Criminal Medical Providers and Their Liens

In 2012, the Legislature enacted SB 863 in order to thwart the longstanding lien crisis and achieve the Constitutional goals of the workers’ compensation system. Although the quest to eradicate ancient liens by establishing time limits and the requirements for payment of activation and filing fees, the beneficial results were short-lived. Recognizing this fact, the Legislature, in 2016, redoubled its efforts. AB 1244 resulted in the generation of Labor Code Section 139.21 which mandates suspension of a physician or provider who is convicted of certain felonies or misdemeanors  and creates a presumption that the services underlying the liens were connected to the criminal conduct. SB 1160 produced Labor Code Section 4615 (automatically mandating the stay of all liens of a physician or provider whenever criminal charges are filed) as well as Labor Code Section 4903.05 (delineating the required declarations what must accompany a lien). 

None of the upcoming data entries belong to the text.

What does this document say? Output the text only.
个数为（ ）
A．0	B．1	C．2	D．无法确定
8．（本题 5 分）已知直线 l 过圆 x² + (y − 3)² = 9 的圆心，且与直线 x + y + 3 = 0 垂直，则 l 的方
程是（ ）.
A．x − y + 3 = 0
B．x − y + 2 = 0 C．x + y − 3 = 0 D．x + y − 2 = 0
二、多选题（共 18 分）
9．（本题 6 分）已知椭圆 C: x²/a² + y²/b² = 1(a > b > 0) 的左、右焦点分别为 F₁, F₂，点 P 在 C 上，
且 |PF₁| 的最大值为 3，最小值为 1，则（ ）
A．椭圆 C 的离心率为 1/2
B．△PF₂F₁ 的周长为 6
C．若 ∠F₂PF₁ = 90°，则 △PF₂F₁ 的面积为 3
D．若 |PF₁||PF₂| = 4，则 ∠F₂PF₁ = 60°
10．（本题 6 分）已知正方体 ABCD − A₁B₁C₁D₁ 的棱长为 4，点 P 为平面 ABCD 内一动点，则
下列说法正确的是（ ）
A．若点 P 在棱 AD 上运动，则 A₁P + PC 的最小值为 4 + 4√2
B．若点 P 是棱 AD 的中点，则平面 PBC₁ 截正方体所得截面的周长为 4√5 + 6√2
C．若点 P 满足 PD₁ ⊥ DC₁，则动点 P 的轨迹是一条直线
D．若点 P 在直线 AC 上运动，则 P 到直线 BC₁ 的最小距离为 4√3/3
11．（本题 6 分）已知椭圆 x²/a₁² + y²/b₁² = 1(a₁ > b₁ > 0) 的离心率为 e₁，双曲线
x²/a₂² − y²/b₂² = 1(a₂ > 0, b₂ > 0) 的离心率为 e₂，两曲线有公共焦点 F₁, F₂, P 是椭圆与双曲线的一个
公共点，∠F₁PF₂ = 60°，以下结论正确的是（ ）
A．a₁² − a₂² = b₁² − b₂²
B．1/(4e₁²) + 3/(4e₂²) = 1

The precise mechanism employed by the Legislature to drain the swamp involves a two-pronged approach: whenever a provider is the subject of criminal charges based on workers’ compensation, billing, insurance or Medicare fraud, the current Labor Code Section 4615 provides that the stay will remain in effect until the disposition of the criminal proceedings. When there has been a criminal conviction, the second prong is activated, which will result in the initiation of proceedings to suspend the provider or physician from participating in the workers’ compensation system, and all of the liens filed by or on behalf of that provider will be infected with the presumption that the services were related to the criminal activity, which will result in dismissal of the liens, absent a preponderance of evidence produced at the lien consolidation proceeding demonstrating that the services were not related to the criminal conduct.

Given the revolutionary nature of these changes, the Legislature went to great lengths in uncodified Section 16 of SB 1160 to express its intent to rectify this deplorable situation in order to withstand a Constitutional challenge. 

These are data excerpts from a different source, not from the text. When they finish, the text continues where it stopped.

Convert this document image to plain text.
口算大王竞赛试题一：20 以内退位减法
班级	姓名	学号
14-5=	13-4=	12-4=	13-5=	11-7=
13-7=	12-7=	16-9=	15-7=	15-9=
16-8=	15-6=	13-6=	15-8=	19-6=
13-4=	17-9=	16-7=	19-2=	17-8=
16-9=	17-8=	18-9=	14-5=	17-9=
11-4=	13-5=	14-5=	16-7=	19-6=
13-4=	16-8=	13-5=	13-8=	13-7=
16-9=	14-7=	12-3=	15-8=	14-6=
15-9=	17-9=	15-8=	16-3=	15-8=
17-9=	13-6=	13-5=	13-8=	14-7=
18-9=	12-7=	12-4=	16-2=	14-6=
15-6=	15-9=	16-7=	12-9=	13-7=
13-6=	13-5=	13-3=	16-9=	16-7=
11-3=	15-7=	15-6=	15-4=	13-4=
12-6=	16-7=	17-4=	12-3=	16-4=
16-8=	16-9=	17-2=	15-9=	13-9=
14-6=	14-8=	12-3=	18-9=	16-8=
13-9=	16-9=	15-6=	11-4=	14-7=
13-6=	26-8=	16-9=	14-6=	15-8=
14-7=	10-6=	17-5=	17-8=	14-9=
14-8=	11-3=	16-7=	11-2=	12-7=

Dr. Anguizola, the owner of several billing companies and providers, recently asserted such a Constitutional challenge, alleging that the Federal Court should issue an injunction prohibiting the stay of his liens. His theory is that the staying of liens violates the Sixth Amendment because it limits his choice of counsel due to his inability to utilize the funds contained in the many lien claims to retain a “qualified attorney.” The California Attorney General has vigorously opposed Dr. Anguizola’s request for relief on multiple grounds. Oral argument regarding the propriety of issuing an injunction is scheduled to occur on 6/29/17 before Judge Wu. Ironically, Judge Wu is the same jurist who initially declared the activation fee provision unconstitutional 3 ½ years ago. (The Federal District Court of Appeals subsequently slapped Judge Wu’s hand by holding that the activation fee statute was constitutional.)

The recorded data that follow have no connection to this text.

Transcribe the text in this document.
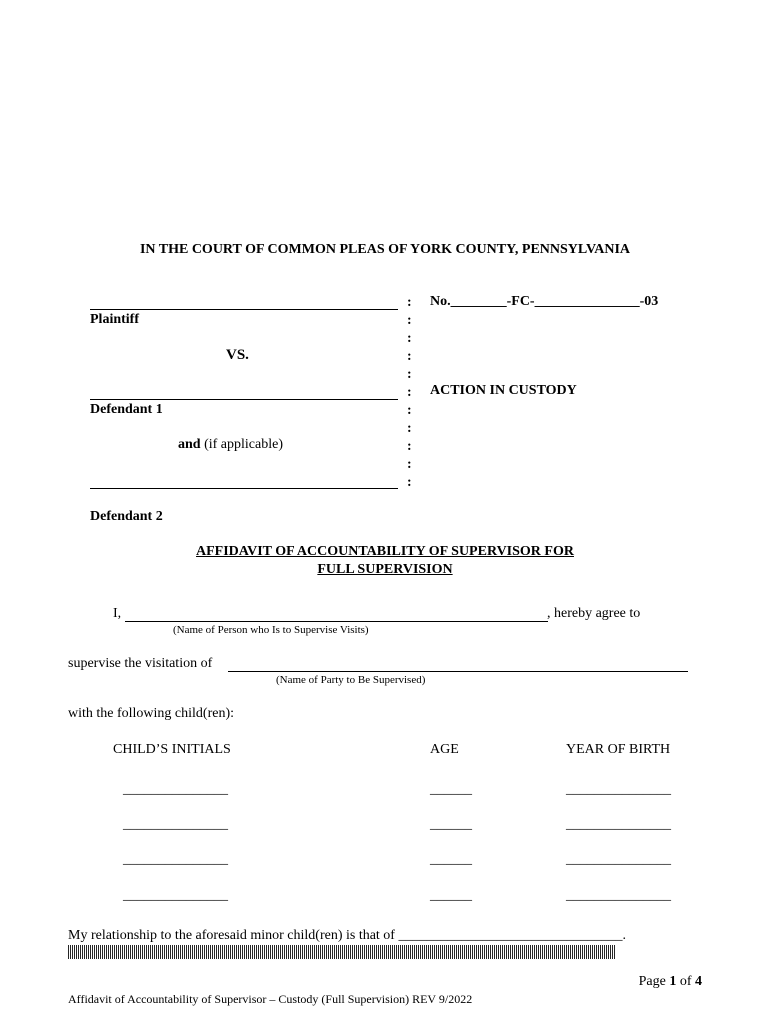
IN THE COURT OF COMMON PLEAS OF YORK COUNTY, PENNSYLVANIA
Plaintiff
VS.
Defendant 1
and (if applicable)
Defendant 2
:
:
:
:
:
:
:
:
:
:
:
No.________-FC-_______________-03
ACTION IN CUSTODY
AFFIDAVIT OF ACCOUNTABILITY OF SUPERVISOR FOR
FULL SUPERVISION
I,	, hereby agree to
(Name of Person who Is to Supervise Visits)
supervise the visitation of
(Name of Party to Be Supervised)
with the following child(ren):
CHILD’S INITIALS	AGE	YEAR OF BIRTH
_______________	______	_______________
_______________	______	_______________
_______________	______	_______________
_______________	______	_______________
My relationship to the aforesaid minor child(ren) is that of ________________________________.
Page 1 of 4
Affidavit of Accountability of Supervisor – Custody (Full Supervision) REV 9/2022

Additionally, the Legislature realized that it created a loophole in Labor Code Section 4615 by stating that the stay would remain in effect until the date of the criminal conviction. This resulted in the lifting of the stay on a convicted provider’s liens between the date of the conviction and the date of the conclusion of the lien consolidation proceedings, a result that certainly was not intended by the Legislature. Accordingly, AB 1422, which was passed by the Assembly on 6/1/17, provides that the stay will remain in effect until the conclusion of the lien consolidation proceedings. The Senate must approve this provision by 9/15/17 and it must be signed by Governor Brown by 10/15/17 in order to be effective 1/1/18. 

The Federal Court’s renunciation of Dr. Anguizola’s claim and the approval of AB 1422 by the Senate and Governor Brown will assist in achieving the Constitutional objective of eliminating the lien crisis.